Tuesday, November 8, 2011

November 8, 2011--Swiss chard

The most interesting thing about this is where the idea came from. I was culling through a pile of catalogs, when I came across the one pictured below. "I've got that [Swiss chard]" was the message that registered in my brain when I looked at the catalog cover.  In truth, I like the "arrangements" on the catalog cover -- with just the Swiss chard stems in jars -- better than my own arrangement (which includes leaves), but I didn't have as much Swiss chard as they did! Of course, it's amazing (to me) that I have any Swiss chard growing in the garden at all.  Most people probably don't, but this post is still relevant, because it proves a catalog cover can serve as windowsill arranging inspiration



I also learned something from trying to arrange these leaves and stems. I felt the way I imagine an elementary school chorus teacher must feel when trying to stage a production. I needed to move the showiest stems (best voices) to the front, but the stems with the best leaves (tallest kids) needed to be in the back. A conundrum I didn't have time to solve!

Monday, November 7, 2011

November 7, 2011--what lasts

One of the things I learn by putting plant material in windowsill arrangements is how long the material lasts. Sometimes the things you expect to live longest wilt first, and sometimes the things you expect to fade first endure longest.  Today I reorganized some plant material that has been in various windowsill arrangements for a long time. The climbing spinach has been in a vase over ten days and shows no signs of wilting. The gentian, which I also expected to have a short vase life, still looks great a week after I cut it.  The liriope berries and arum leaves are almost immortal. The hickory leaf, which I put upright in a vase when it was fresh, has withered, but I've used it in a new way to accommodate its new shape. The only material in these concoctions that I hadn't used in a previously posted arrangement is the celosia in the last photo, but it, too, lasts indefinitely.  I picked it over a week ago, left it on the back porch where it endured at least two frosts, and it still looks great.  So: this is all plant material that lasts a long time.


gentian and grasses



climbing spinach

hickory leaf with liriope berries


celosia with arum leaves

Sunday, November 6, 2011

November 6, 2011

Martha Wertz and Rhonda Roebuck were at Flower Camp yesterday, and, like the good sports they are, they agreed to do windowsill arrangements. Here's Martha bringing her flowers in>


And here are her arrangements, which include Rudbeckia triloba, celosia, butterfly weed pods, sedum, borage, and (far right) a nicotiana flower. Proves how much interesting stuff you can find even after a hard frost!

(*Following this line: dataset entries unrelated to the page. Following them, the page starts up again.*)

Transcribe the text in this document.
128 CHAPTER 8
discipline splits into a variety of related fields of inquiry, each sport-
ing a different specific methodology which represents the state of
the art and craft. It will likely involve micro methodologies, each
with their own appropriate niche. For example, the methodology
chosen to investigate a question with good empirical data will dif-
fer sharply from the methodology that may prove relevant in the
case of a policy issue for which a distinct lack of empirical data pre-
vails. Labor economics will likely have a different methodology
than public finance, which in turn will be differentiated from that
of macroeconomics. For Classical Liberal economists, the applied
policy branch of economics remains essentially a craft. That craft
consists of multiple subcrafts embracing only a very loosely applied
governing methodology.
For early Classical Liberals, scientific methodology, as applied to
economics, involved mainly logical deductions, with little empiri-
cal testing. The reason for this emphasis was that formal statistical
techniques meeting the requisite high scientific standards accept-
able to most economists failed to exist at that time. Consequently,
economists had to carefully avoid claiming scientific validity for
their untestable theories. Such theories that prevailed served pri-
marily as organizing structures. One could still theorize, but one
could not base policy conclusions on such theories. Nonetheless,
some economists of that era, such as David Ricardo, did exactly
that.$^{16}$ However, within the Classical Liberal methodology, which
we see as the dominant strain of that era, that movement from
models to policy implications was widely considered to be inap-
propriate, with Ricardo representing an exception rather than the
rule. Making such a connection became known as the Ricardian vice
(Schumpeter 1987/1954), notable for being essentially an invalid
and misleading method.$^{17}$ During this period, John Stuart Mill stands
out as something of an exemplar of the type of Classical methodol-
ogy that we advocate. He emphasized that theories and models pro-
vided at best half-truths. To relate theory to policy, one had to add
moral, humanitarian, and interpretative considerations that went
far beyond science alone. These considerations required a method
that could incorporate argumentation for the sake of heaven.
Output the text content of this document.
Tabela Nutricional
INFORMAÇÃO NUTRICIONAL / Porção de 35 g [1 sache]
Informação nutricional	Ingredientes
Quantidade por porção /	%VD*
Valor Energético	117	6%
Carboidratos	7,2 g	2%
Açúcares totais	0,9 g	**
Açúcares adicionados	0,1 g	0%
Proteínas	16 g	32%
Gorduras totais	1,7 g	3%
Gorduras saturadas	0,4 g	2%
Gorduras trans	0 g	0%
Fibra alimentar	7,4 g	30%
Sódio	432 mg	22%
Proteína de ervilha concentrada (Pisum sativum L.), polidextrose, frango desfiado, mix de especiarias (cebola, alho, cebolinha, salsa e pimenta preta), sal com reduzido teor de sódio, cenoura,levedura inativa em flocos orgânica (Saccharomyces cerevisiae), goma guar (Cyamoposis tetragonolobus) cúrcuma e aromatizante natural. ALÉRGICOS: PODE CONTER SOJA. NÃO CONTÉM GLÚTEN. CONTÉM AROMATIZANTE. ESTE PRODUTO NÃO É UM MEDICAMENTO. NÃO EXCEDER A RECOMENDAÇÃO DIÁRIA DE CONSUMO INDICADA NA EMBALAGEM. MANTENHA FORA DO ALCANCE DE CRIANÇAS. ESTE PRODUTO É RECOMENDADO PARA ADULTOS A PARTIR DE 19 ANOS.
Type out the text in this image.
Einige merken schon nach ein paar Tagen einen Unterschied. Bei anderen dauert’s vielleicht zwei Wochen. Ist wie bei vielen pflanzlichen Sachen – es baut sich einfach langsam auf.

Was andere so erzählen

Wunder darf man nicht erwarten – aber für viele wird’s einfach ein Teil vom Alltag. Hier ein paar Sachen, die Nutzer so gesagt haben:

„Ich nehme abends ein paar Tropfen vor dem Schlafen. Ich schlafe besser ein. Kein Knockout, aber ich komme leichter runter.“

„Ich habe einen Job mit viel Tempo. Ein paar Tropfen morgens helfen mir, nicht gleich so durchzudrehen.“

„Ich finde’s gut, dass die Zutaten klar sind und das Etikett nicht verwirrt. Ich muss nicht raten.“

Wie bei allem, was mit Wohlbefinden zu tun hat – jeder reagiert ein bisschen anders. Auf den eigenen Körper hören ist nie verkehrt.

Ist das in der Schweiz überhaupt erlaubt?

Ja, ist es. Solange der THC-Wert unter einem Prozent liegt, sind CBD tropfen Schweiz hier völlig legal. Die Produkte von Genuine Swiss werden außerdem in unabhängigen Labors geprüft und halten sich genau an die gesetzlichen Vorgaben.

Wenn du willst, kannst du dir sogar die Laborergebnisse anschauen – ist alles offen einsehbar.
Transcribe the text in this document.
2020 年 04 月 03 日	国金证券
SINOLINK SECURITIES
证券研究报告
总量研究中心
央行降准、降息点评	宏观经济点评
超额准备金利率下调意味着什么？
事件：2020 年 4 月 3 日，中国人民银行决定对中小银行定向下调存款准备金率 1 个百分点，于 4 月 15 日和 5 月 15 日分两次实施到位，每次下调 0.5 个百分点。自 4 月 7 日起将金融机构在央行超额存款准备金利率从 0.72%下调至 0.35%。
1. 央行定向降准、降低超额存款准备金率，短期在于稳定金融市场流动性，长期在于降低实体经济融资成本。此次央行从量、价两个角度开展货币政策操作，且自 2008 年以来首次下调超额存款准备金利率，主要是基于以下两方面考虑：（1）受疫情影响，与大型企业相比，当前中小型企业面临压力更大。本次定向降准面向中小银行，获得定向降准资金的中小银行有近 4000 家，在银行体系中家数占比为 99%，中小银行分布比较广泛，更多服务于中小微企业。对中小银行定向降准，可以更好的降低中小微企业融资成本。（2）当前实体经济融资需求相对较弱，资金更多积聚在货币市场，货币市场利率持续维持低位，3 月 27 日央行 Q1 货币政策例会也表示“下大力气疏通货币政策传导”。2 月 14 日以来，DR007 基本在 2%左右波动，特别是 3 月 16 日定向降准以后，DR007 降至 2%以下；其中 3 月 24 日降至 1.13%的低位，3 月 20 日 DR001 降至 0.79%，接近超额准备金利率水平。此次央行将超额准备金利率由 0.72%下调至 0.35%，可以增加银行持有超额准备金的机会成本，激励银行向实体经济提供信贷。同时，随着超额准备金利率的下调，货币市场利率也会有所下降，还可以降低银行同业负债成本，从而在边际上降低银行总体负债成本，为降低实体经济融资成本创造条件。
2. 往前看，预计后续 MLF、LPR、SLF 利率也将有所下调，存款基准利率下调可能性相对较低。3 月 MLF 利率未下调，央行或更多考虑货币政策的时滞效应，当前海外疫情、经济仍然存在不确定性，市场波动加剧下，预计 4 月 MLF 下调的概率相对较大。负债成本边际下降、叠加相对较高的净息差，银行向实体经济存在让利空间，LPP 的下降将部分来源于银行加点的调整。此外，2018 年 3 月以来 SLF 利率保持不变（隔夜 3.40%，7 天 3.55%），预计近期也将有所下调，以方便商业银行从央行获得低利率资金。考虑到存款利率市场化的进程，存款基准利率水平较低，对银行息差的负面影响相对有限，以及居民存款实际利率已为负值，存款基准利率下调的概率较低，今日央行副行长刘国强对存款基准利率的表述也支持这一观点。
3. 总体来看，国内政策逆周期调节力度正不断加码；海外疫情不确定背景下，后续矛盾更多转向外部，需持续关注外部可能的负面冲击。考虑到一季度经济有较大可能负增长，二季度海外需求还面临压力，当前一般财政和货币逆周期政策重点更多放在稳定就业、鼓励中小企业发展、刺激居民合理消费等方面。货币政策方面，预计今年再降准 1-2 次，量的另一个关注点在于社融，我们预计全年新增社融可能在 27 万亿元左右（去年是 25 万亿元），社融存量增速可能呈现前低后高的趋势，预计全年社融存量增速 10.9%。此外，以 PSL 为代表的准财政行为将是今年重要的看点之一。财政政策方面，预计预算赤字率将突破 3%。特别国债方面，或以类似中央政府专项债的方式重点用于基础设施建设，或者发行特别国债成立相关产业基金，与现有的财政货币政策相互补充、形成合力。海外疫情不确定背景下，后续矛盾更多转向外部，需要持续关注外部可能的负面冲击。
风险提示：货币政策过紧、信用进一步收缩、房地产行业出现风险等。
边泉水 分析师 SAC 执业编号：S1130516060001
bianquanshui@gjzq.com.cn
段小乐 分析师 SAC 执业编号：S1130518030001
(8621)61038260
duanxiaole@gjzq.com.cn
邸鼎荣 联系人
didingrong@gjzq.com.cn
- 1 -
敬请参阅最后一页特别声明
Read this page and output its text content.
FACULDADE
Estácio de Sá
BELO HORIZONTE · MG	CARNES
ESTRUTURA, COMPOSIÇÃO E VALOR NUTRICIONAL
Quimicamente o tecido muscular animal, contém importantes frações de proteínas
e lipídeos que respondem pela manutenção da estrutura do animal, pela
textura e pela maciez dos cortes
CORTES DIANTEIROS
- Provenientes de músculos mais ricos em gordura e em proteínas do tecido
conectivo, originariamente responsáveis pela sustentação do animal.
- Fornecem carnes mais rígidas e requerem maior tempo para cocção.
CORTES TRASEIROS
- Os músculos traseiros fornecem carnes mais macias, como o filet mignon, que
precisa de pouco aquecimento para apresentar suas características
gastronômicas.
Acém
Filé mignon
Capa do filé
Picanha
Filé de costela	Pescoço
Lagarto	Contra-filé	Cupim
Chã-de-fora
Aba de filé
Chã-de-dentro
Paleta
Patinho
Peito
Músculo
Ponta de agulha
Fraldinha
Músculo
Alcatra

And here is Rhonda playing with her plant material--a yellow zinnia, a grass seed head, crocosmia foliage (the yellow-green spears), a a garlic mustard seed head, and a stem of Jester millet (the blackish, spear-like seed structure). 




Please forgive me, Rhonda, for this bad photo of your arrangement. I tried to move it to a windowsill where I thought it would show up better than did in the windowsill where you left it, and I jostled it in the process.


And here's my Nov. 6 arrangement. This is a single stem of Jester millet that I pulled out of the garden today but couldn't seem to throw away. It has multiple seed structures probably because I cut the central one for an arranement earlier, the stem branched and rebloomed. This is so very much prettier than it looks in the photo. The seed structure is a deep, dark, blackish maroon, some of the foliage is yellow-green, some bleached tan, and all of it beautifully weathered. Another thing that doesn't show up in the photo is the plant's roots. I pulled it up by the roots and plopped it, roots and all, on top of a pin holder in this vase.

Saturday, November 5, 2011

November 5, 2011

This is a sycamore leaf I found on my walk this morning. So lacy, so pretty. I think this "damage" is done by the caterpillar of the sycamore tussock moth. Does this qualify as a windowsill arrangement? I say "yes"!